|Ph.D Student||Nudelman Igor|
|Subject||Redesign of Aminoglycosides for Treatment of Human|
Genetic Diseases Caused by Premature Stop
|Department||Department of Chemistry||Supervisor||Professor Timor Baasov|
|Full Thesis text|
A large number of human genetic diseases result from nonsense mutations that cause premature termination of the synthesis of proteins encoded by mutant genes. Currently, hundreds of such nonsense mutations are known, and several where shown to account for certain cases of fatal diseases, including cystic fibrosis, Duchenne muscular dystrophy, Hurler syndrome, Rett syndrome, Hemophilia and more. For many of these diseases there is presently no effective treatment and the only treatment used is symptomatic. Recent studies have shown that some aminoglycoside antibiotics have the ability to impose the mammalian ribosome to read past a false-stop signal and generate full-length functional proteins. However, high toxicity of those drugs in humans limits their therapeutic use. To date, no efforts have been made to optimize aminoglycosides activity as stop codon readthrough inducers.
The main objective of the proposed research is to develop novel aminoglycoside variants with efficient termination suppression activity and with reduced toxicity, for the treatment of genetic disorders resulting from premature stop mutations.

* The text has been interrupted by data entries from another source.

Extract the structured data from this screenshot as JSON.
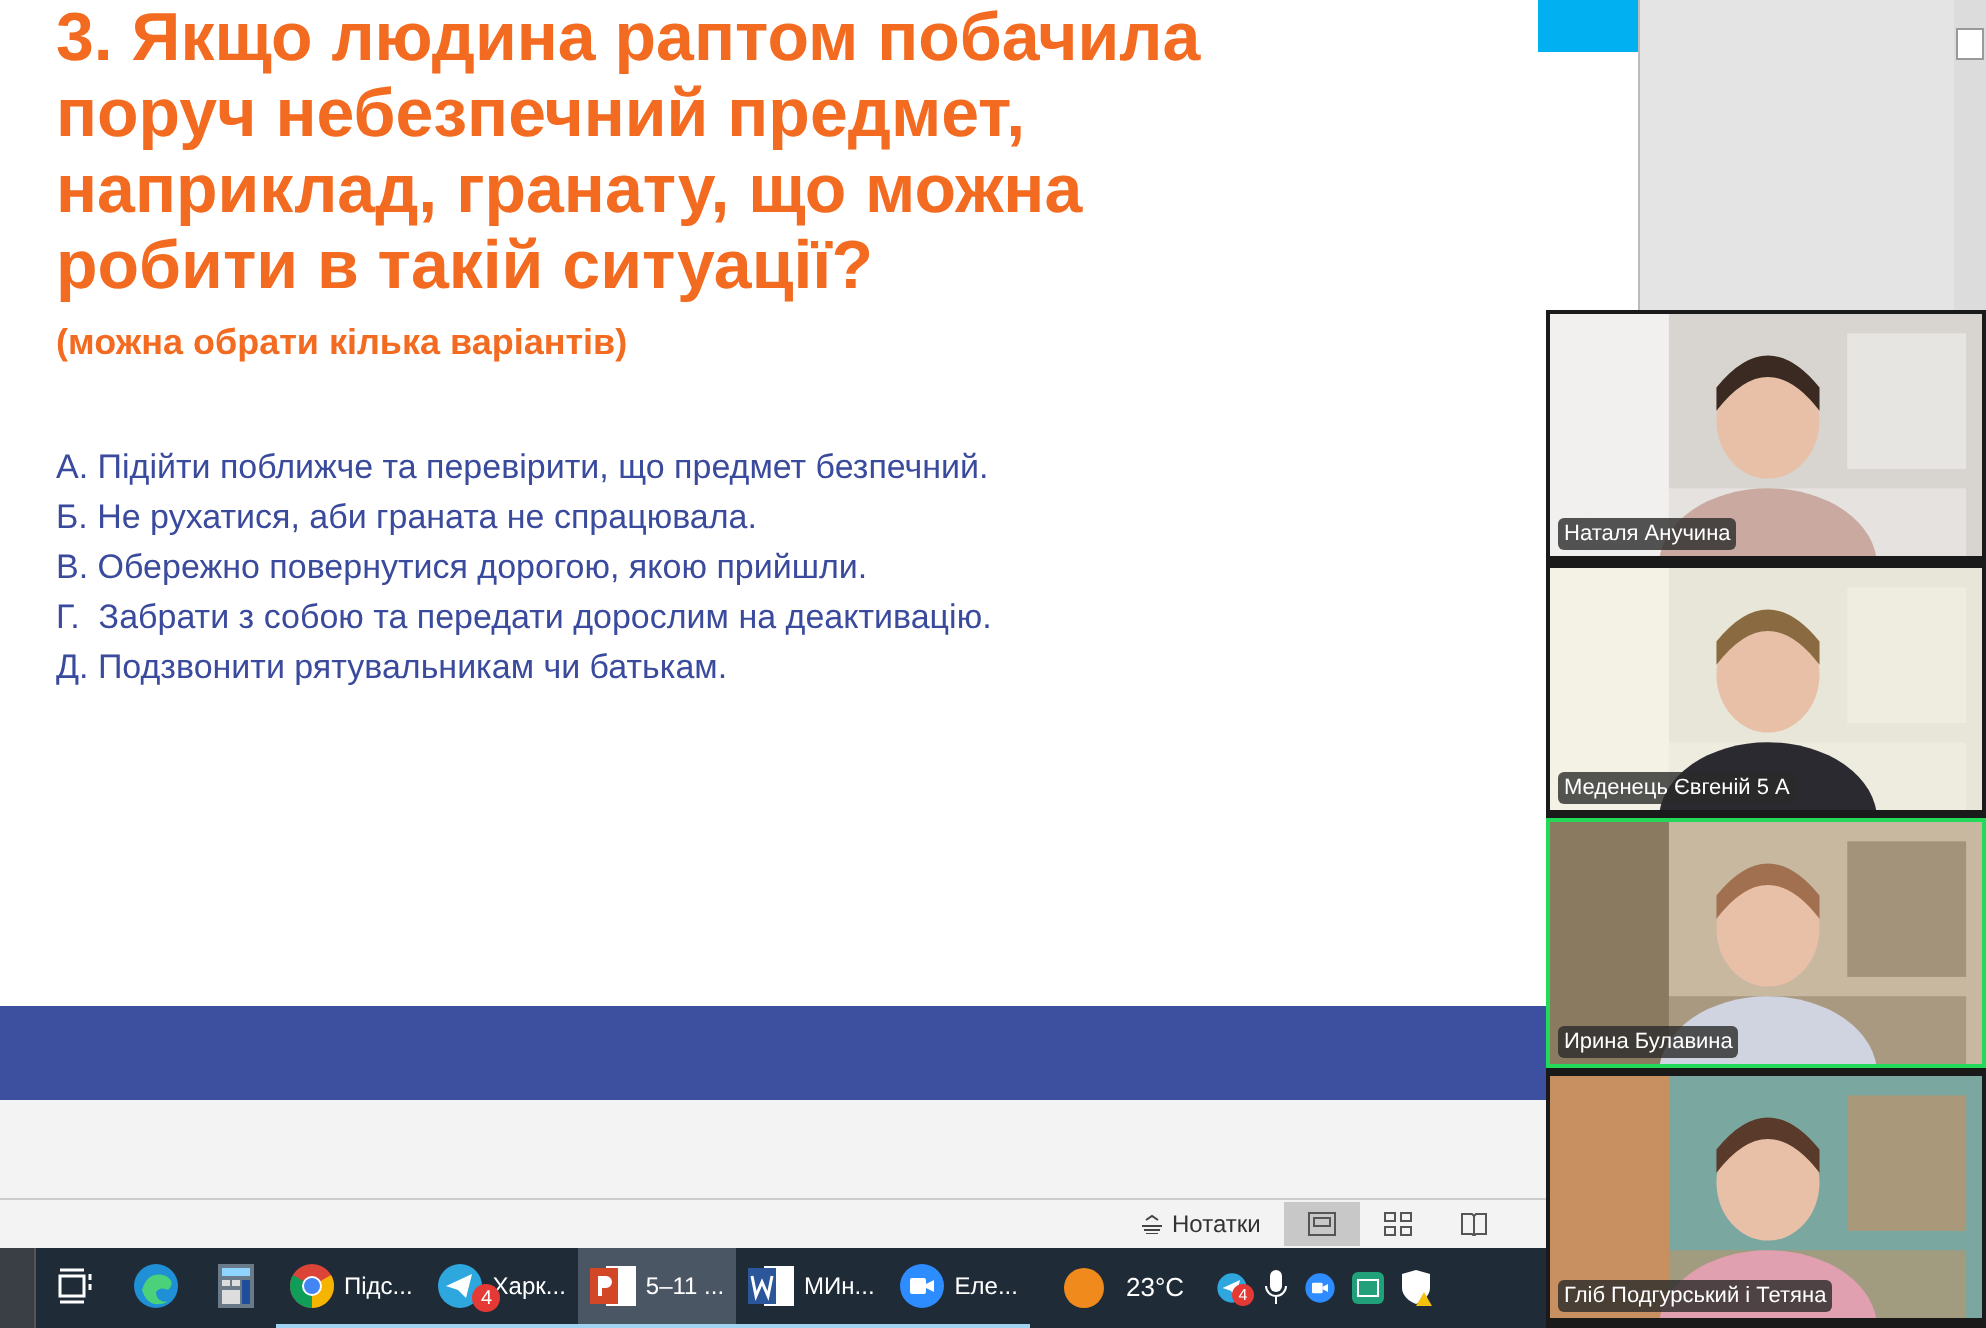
{
  "slide": {
    "title_lines": [
      "3. Якщо людина раптом побачила",
      "поруч небезпечний предмет,",
      "наприклад, гранату, що можна",
      "робити в такій ситуації?"
    ],
    "subtitle": "(можна обрати кілька варіантів)",
    "options": [
      "А. Підійти поближче та перевірити, що предмет безпечний.",
      "Б. Не рухатися, аби граната не спрацювала.",
      "В. Обережно повернутися дорогою, якою прийшли.",
      "Г.  Забрати з собою та передати дорослим на деактивацію.",
      "Д. Подзвонити рятувальникам чи батькам."
    ]
  },
  "status_bar": {
    "notes": "Нотатки",
    "views": [
      {
        "kind": "normal",
        "selected": true
      },
      {
        "kind": "sorter",
        "selected": false
      },
      {
        "kind": "reading",
        "selected": false
      }
    ]
  },
  "taskbar": {
    "apps": [
      {
        "kind": "taskview",
        "open": false,
        "active": false
      },
      {
        "kind": "edge",
        "open": false,
        "active": false
      },
      {
        "kind": "calculator",
        "open": false,
        "active": false
      },
      {
        "kind": "chrome",
        "label": "Підс...",
        "open": true,
        "active": false
      },
      {
        "kind": "telegram",
        "label": "Харк...",
        "badge": "4",
        "open": true,
        "active": false
      },
      {
        "kind": "powerpoint",
        "label": "5–11 ...",
        "open": true,
        "active": true
      },
      {
        "kind": "word",
        "label": "МИн...",
        "open": true,
        "active": false
      },
      {
        "kind": "zoom",
        "label": "Еле...",
        "open": true,
        "active": false
      }
    ],
    "weather": "23°C",
    "tray_badge": "4"
  },
  "participants": [
    {
      "name": "Наталя Анучина",
      "speaking": false
    },
    {
      "name": "Меденець Євгеній 5 А",
      "speaking": false
    },
    {
      "name": "Ирина Булавина",
      "speaking": true
    },
    {
      "name": "Гліб Подгурський і Тетяна",
      "speaking": false
    }
  ]
}
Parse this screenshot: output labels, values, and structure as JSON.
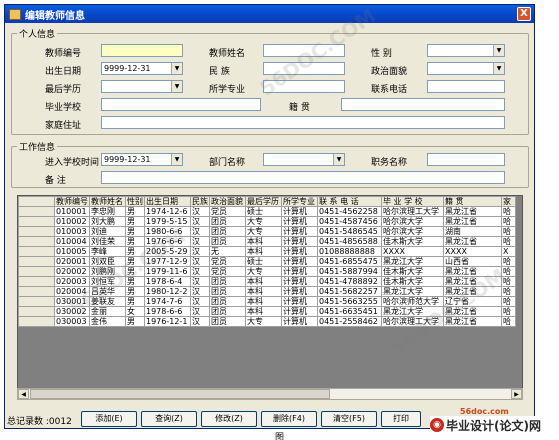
{
  "window": {
    "title": "编辑教师信息",
    "close_label": "X"
  },
  "personal": {
    "legend": "个人信息",
    "teacher_id_label": "教师编号",
    "teacher_id_value": "",
    "name_label": "教师姓名",
    "name_value": "",
    "gender_label": "性    别",
    "gender_value": "",
    "birth_label": "出生日期",
    "birth_value": "9999-12-31",
    "nation_label": "民    族",
    "nation_value": "",
    "politics_label": "政治面貌",
    "politics_value": "",
    "education_label": "最后学历",
    "education_value": "",
    "major_label": "所学专业",
    "major_value": "",
    "phone_label": "联系电话",
    "phone_value": "",
    "school_label": "毕业学校",
    "school_value": "",
    "native_label": "籍    贯",
    "native_value": "",
    "address_label": "家庭住址",
    "address_value": ""
  },
  "work": {
    "legend": "工作信息",
    "join_date_label": "进入学校时间",
    "join_date_value": "9999-12-31",
    "dept_label": "部门名称",
    "dept_value": "",
    "title_label": "职务名称",
    "title_value": "",
    "remark_label": "备    注",
    "remark_value": ""
  },
  "grid": {
    "columns": [
      "教师编号",
      "教师姓名",
      "性别",
      "出生日期",
      "民族",
      "政治面貌",
      "最后学历",
      "所学专业",
      "联 系 电 话",
      "毕 业 学 校",
      "籍    贯",
      "家"
    ],
    "rows": [
      [
        "010001",
        "李忠刚",
        "男",
        "1974-12-6",
        "汉",
        "党员",
        "硕士",
        "计算机",
        "0451-4562258",
        "哈尔滨理工大学",
        "黑龙江省",
        "哈"
      ],
      [
        "010002",
        "刘大鹏",
        "男",
        "1979-5-15",
        "汉",
        "团员",
        "大专",
        "计算机",
        "0451-4587456",
        "哈尔滨大学",
        "黑龙江省",
        "哈"
      ],
      [
        "010003",
        "刘迪",
        "男",
        "1980-6-6",
        "汉",
        "团员",
        "大专",
        "计算机",
        "0451-5486545",
        "哈尔滨大学",
        "湖南",
        "哈"
      ],
      [
        "010004",
        "刘佳荣",
        "男",
        "1976-6-6",
        "汉",
        "团员",
        "本科",
        "计算机",
        "0451-4856588",
        "佳木斯大学",
        "黑龙江省",
        "哈"
      ],
      [
        "010005",
        "李峰",
        "男",
        "2005-5-29",
        "汉",
        "无",
        "本科",
        "计算机",
        "01088888888",
        "XXXX",
        "XXXX",
        "X"
      ],
      [
        "020001",
        "刘双臣",
        "男",
        "1977-12-9",
        "汉",
        "党员",
        "硕士",
        "计算机",
        "0451-6855475",
        "黑龙江大学",
        "山西省",
        "哈"
      ],
      [
        "020002",
        "刘鹏刚",
        "男",
        "1979-11-6",
        "汉",
        "党员",
        "大专",
        "计算机",
        "0451-5887994",
        "佳木斯大学",
        "黑龙江省",
        "哈"
      ],
      [
        "020003",
        "刘恒军",
        "男",
        "1978-6-4",
        "汉",
        "团员",
        "本科",
        "计算机",
        "0451-4788892",
        "佳木斯大学",
        "黑龙江省",
        "哈"
      ],
      [
        "020004",
        "吕英华",
        "男",
        "1980-12-2",
        "汉",
        "团员",
        "本科",
        "计算机",
        "0451-5682257",
        "黑龙江大学",
        "黑龙江省",
        "哈"
      ],
      [
        "030001",
        "姜联友",
        "男",
        "1974-7-6",
        "汉",
        "团员",
        "本科",
        "计算机",
        "0451-5663255",
        "哈尔滨师范大学",
        "辽宁省",
        "哈"
      ],
      [
        "030002",
        "金丽",
        "女",
        "1978-6-6",
        "汉",
        "团员",
        "本科",
        "计算机",
        "0451-6635451",
        "黑龙江大学",
        "黑龙江省",
        "哈"
      ],
      [
        "030003",
        "金伟",
        "男",
        "1976-12-1",
        "汉",
        "团员",
        "大专",
        "计算机",
        "0451-2558462",
        "哈尔滨理工大学",
        "黑龙江省",
        "哈"
      ]
    ]
  },
  "footer": {
    "total": "总记录数 :0012",
    "add": "添加(E)",
    "query": "查询(Z)",
    "modify": "修改(Z)",
    "delete": "删除(F4)",
    "clear": "清空(F5)",
    "print": "打印",
    "site": "56doc.com",
    "banner": "毕业设计(论文)网",
    "caption": "图"
  },
  "watermark": "56DOC.COM"
}
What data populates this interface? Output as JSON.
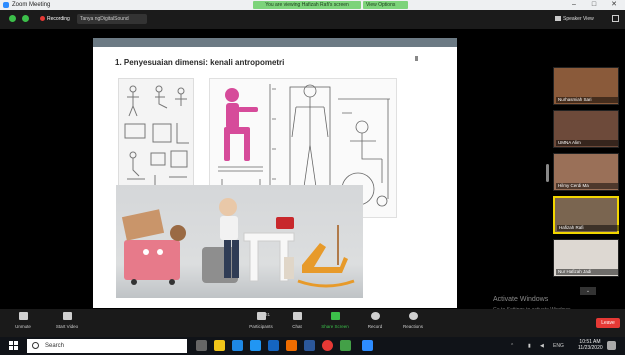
{
  "window": {
    "title": "Zoom Meeting",
    "share_status": "You are viewing Hafizah Rafi's screen",
    "view_options": "View Options"
  },
  "meeting": {
    "recording_label": "Recording",
    "rename_label": "Tanya ngDigitalSound",
    "speaker_view": "Speaker View"
  },
  "slide": {
    "title": "1.  Penyesuaian dimensi: kenali antropometri"
  },
  "participants": [
    {
      "name": "Nurhasmiah Sari"
    },
    {
      "name": "UMNA Alim"
    },
    {
      "name": "Hilmy Cerdi Ma"
    },
    {
      "name": "Hafizah Rafi"
    },
    {
      "name": "Nur Hafizah Jadi"
    }
  ],
  "activation": {
    "title": "Activate Windows",
    "subtitle": "Go to Settings to activate Windows."
  },
  "toolbar": {
    "unmute": "Unmute",
    "start_video": "Start Video",
    "participants": "Participants",
    "participants_count": "31",
    "chat": "Chat",
    "share_screen": "Share Screen",
    "record": "Record",
    "reactions": "Reactions",
    "end": "Leave"
  },
  "taskbar": {
    "search_placeholder": "Search",
    "time": "10:51 AM",
    "date": "11/23/2020",
    "lang": "ENG"
  },
  "colors": {
    "accent": "#2d8cff",
    "share_green": "#3cbf4a",
    "end_red": "#e53935",
    "active_speaker": "#f2d600"
  }
}
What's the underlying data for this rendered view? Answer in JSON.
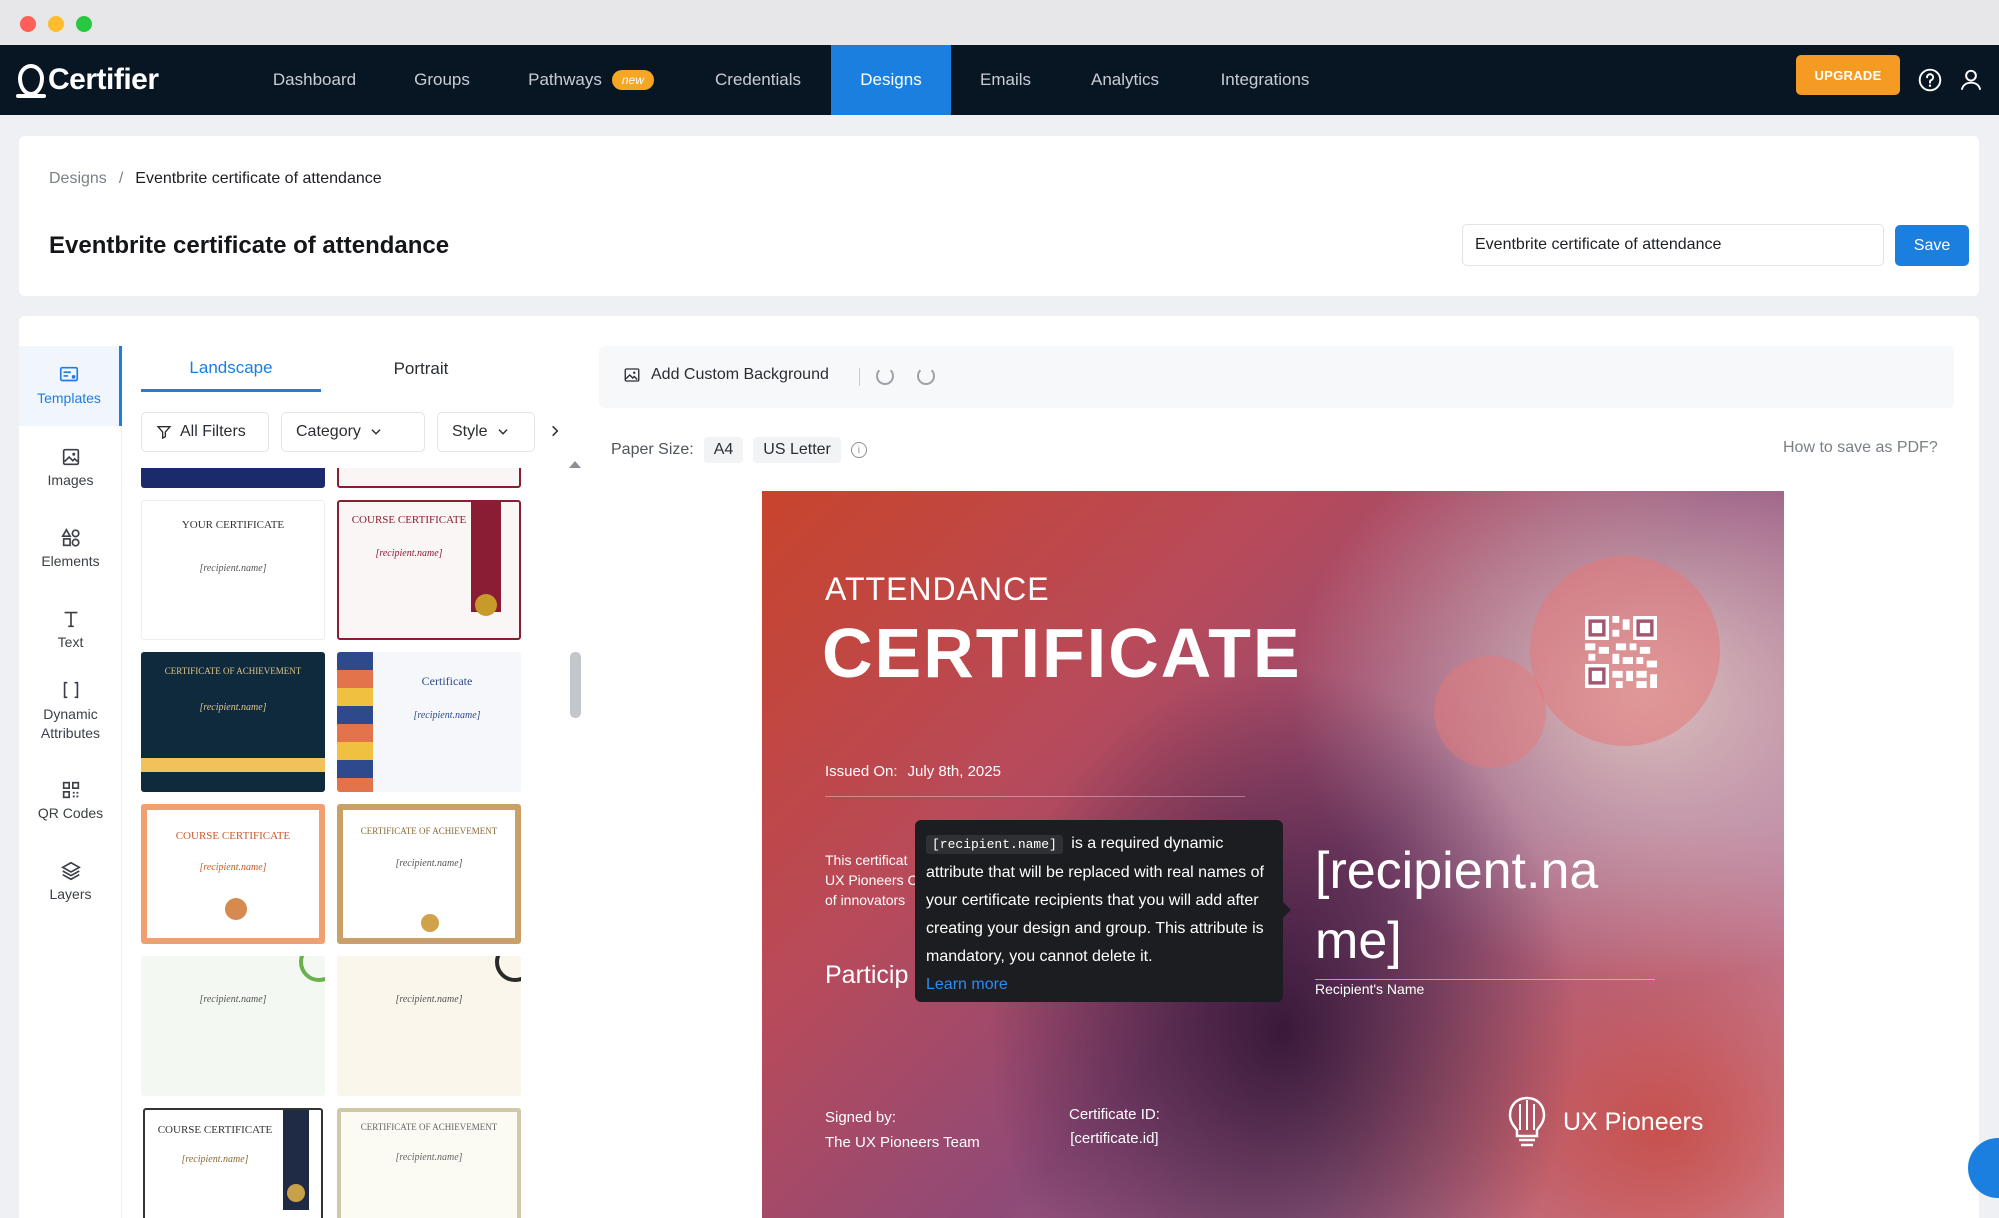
{
  "window": {
    "controls": [
      "close",
      "minimize",
      "maximize"
    ]
  },
  "nav": {
    "brand": "Certifier",
    "items": [
      {
        "label": "Dashboard"
      },
      {
        "label": "Groups"
      },
      {
        "label": "Pathways",
        "badge": "new"
      },
      {
        "label": "Credentials"
      },
      {
        "label": "Designs",
        "active": true
      },
      {
        "label": "Emails"
      },
      {
        "label": "Analytics"
      },
      {
        "label": "Integrations"
      }
    ],
    "upgrade_label": "UPGRADE",
    "help_icon": "question-circle-icon",
    "user_icon": "user-icon",
    "accent": "#1b7fe0",
    "upgrade_color": "#f59b23"
  },
  "header": {
    "breadcrumb_root": "Designs",
    "breadcrumb_sep": "/",
    "breadcrumb_current": "Eventbrite certificate of attendance",
    "title": "Eventbrite certificate of attendance",
    "name_value": "Eventbrite certificate of attendance",
    "save_label": "Save"
  },
  "sidebar": {
    "items": [
      {
        "label": "Templates",
        "icon": "templates-icon",
        "active": true
      },
      {
        "label": "Images",
        "icon": "image-icon"
      },
      {
        "label": "Elements",
        "icon": "shapes-icon"
      },
      {
        "label": "Text",
        "icon": "text-icon"
      },
      {
        "label": "Dynamic Attributes",
        "icon": "brackets-icon"
      },
      {
        "label": "QR Codes",
        "icon": "qr-code-icon"
      },
      {
        "label": "Layers",
        "icon": "layers-icon"
      }
    ]
  },
  "templates": {
    "tabs": [
      {
        "label": "Landscape",
        "active": true
      },
      {
        "label": "Portrait"
      }
    ],
    "filters": {
      "all": "All Filters",
      "category": "Category",
      "style": "Style"
    },
    "thumbnails": [
      {
        "title": "YOUR CERTIFICATE",
        "name": "[recipient.name]"
      },
      {
        "title": "COURSE CERTIFICATE",
        "name": "[recipient.name]"
      },
      {
        "title": "CERTIFICATE OF ACHIEVEMENT",
        "name": "[recipient.name]"
      },
      {
        "title": "Certificate",
        "name": "[recipient.name]"
      },
      {
        "title": "COURSE CERTIFICATE",
        "name": "[recipient.name]"
      },
      {
        "title": "CERTIFICATE OF ACHIEVEMENT",
        "name": "[recipient.name]"
      },
      {
        "title": "",
        "name": "[recipient.name]"
      },
      {
        "title": "",
        "name": "[recipient.name]"
      },
      {
        "title": "COURSE CERTIFICATE",
        "name": "[recipient.name]"
      },
      {
        "title": "CERTIFICATE OF ACHIEVEMENT",
        "name": "[recipient.name]"
      }
    ]
  },
  "toolbar": {
    "add_background": "Add Custom Background",
    "paper_size_label": "Paper Size:",
    "paper_a4": "A4",
    "paper_letter": "US Letter",
    "howto": "How to save as PDF?"
  },
  "certificate": {
    "heading_small": "ATTENDANCE",
    "heading_large": "CERTIFICATE",
    "issued_label": "Issued On:",
    "issued_date": "July 8th, 2025",
    "desc_line1": "This certificat",
    "desc_line2": "UX Pioneers C",
    "desc_line3": "of innovators",
    "participation": "Particip",
    "recipient": "[recipient.na me]",
    "recipient_label": "Recipient's Name",
    "signed_label": "Signed by:",
    "signed_value": "The UX Pioneers Team",
    "certid_label": "Certificate ID:",
    "certid_value": "[certificate.id]",
    "brand": "UX Pioneers"
  },
  "tooltip": {
    "code": "[recipient.name]",
    "text": "is a required dynamic attribute that will be replaced with real names of your certificate recipients that you will add after creating your design and group. This attribute is mandatory, you cannot delete it.",
    "link": "Learn more"
  }
}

Towards these ends, series of new derivatives of paromomycin were designed, synthesized and their ability to readthrough stop codon mutations was examined in both in vitro and ex vivo mammalian systems. First-generation lead, NB30, exhibited significantly reduced cytotoxicity in comparison to gentamicin and paromomycin, and promoted dose-dependent suppression of nonsense mutations of the PCDH15 gene, one of the underlying causes of type 1 Usher syndrome, its suppression potency was significantly lower relative to that of gentamicin and paromomycin. In attempts to further improve the suppression efficiency and reduce the toxicity of NB30, we have developed NB54 as a second-generation lead structure. NB54 exhibited significantly reduced cell, cochlear and acute toxicities, and has substantially higher stop-codon readthrough potency in both in vitro and ex vivo studies, than those of gentamicin and paromomycin. Continuing systematic fine-tuning of the developed leads, we designed and synthesized third-generation lead structures NB74, and NB84. They differ from the previous leads (NB30 and NB54) by the presence of the (R)-6'-methyl group on the glucosamine ring and show significantly reduced cell toxicity while in parallel exhibit substantially higher stop-codon readthrough potency in both in vitro and ex vivo studies, than those of gentamicin. Therefore, this study provides a new direction for the development of novel aminoglycoside-based structures by means of optimizing drug-induced suppression efficacy and toxicity; further progress in this direction may offer promise for the treatment of many genetic diseases caused by nonsense mutations.